If this all sounds a bit too familiar for you, it may be because you remember when ABC's Wife Swap switched out a conservative Christian mom for a lesbian one — also during a sweeps period. But Julie makes Wife Swap's Kris Gillespie, who called lesbians “depraved,” seem like an angel in comparison.
Judy and Pepper Lane, the San Diego couple on Trading Spouses, have reacted to Julie's hatred with admirable calm and have been a beacon of strong, positive gay representation, sidestepping the blatantly offensive Julie and her generally dysfunctional family. Committed, nurturing and thoroughly family-oriented, Judy and Pepper have won a small victory for all LGBT parents this week: respect. We talked with them yesterday about the support they have received from straight and gay people alike in the wake of last week's episode, and whether Julie really was that cruel.

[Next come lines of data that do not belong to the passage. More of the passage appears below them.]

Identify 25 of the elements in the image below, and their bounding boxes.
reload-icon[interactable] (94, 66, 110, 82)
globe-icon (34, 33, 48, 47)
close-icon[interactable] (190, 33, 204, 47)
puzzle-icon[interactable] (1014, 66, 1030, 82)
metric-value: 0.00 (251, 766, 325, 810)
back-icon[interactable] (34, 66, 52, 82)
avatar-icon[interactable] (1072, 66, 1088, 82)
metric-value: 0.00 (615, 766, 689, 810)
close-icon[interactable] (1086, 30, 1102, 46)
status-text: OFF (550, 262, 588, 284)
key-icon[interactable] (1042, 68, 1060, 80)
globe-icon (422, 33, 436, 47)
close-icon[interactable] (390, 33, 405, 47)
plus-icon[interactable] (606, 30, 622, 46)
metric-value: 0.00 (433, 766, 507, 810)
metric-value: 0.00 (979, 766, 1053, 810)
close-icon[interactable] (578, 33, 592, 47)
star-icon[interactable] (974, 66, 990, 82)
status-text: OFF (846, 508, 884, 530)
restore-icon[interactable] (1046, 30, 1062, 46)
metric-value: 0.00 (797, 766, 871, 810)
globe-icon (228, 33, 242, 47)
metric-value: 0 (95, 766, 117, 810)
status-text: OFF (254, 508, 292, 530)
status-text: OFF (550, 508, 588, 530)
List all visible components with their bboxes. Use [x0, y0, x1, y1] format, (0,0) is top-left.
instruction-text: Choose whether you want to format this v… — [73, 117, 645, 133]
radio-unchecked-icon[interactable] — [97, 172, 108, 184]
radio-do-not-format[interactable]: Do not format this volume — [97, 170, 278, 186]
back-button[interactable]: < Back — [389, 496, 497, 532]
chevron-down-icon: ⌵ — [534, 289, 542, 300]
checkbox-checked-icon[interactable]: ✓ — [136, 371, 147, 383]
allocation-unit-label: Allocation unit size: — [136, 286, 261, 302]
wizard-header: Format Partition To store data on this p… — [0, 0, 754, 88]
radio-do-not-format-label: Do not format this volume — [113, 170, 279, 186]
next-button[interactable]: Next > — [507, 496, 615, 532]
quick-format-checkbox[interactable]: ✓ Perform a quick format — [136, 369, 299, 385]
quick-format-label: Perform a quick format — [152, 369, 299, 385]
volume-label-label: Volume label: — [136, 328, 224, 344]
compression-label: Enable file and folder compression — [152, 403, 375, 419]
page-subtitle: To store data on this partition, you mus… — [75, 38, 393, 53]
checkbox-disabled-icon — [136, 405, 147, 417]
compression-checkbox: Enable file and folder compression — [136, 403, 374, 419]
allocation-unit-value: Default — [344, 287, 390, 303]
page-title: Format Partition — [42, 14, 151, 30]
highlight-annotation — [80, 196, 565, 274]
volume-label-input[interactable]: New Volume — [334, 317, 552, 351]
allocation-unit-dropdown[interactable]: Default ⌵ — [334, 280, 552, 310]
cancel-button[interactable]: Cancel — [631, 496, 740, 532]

AfterEllen.com: First of all, what attracted you to the show, and how did you go about getting on it?
Judy Lane: We belong to a group called San Diego Family Matters, which is made up of gay and lesbian parents in San Diego, and periodically they have events and workshops and all sorts of things. We got an email from our executive director [of San Diego Family Matters] saying that Trading Spouses was looking for same-sex couples to participate. I got it in my email, and I shot it over to Pepper to say, “Hey, look at this.” She wrote back, thinking she was writing to me saying, “Let's go for it,” but what she had done was send it back to the executive director and to Fox Studios.
AE: Did you have any hesitation about going on network TV and being so visible?
Pepper Lane: With the process for getting picked, we started in June and didn't film until October, so there was a lot of hurry and wait. And we kept thinking, “It's not going to happen,” but as it became more real, we began to get nervous. Our biggest concern was the children — not because of the gay issue, but because we were concerned that they [the producers or those on the show] might hurt their feelings or somehow make the children look bad, and that was our huge concern. Also, it had to be a positive, fun experience for them. The four of us talked periodically, asking, “Are we sure we all want to do this?” And no matter when or how close we were, if anybody wanted to back out, then that was OK, and there'd be no hard feelings.
AE: Have you been pleased with the way the show presents you so far?
PL: I'm very happy. My biggest worry was … I spent the week with Julie, I knew what she was like, and I knew what happened in front of me, but they do these off-site interviews with each of us, and … I was a little worried she might have said something demeaning to the kids, and that was a big concern. But the way they showed our family was great. … I think people think it's a little one-sided towards us being nice, but I know for a fact that they actually edited out some of the worst things [Julie] said. It is what it is. We didn't go out there to be like “the gay family of reality TV,” we just went out to have fun on a TV show, just like any other family.
JL: The best thing about this is all the positive feedback we've gotten — I'm overwhelmed. Our phone rings day and night; our email is bombarded; we have fan letters, people coming to our house from all walks of life. The Mormon families of our neighborhood in particular came over to our house and said, “We just think you're a beautiful family, and we're proud to have you as neighbors.” Our heads are spinning!
PL: It's amazing. I'll go to the grocery store, and someone will come up to me and say, “I would've kicked her 'blank'!” They say such nice things, almost as if they're feeling they have to apologize for the way we were treated, feeling as if they wanted to say, “Not all straight people are like that.” It's been very overwhelming and very humbling.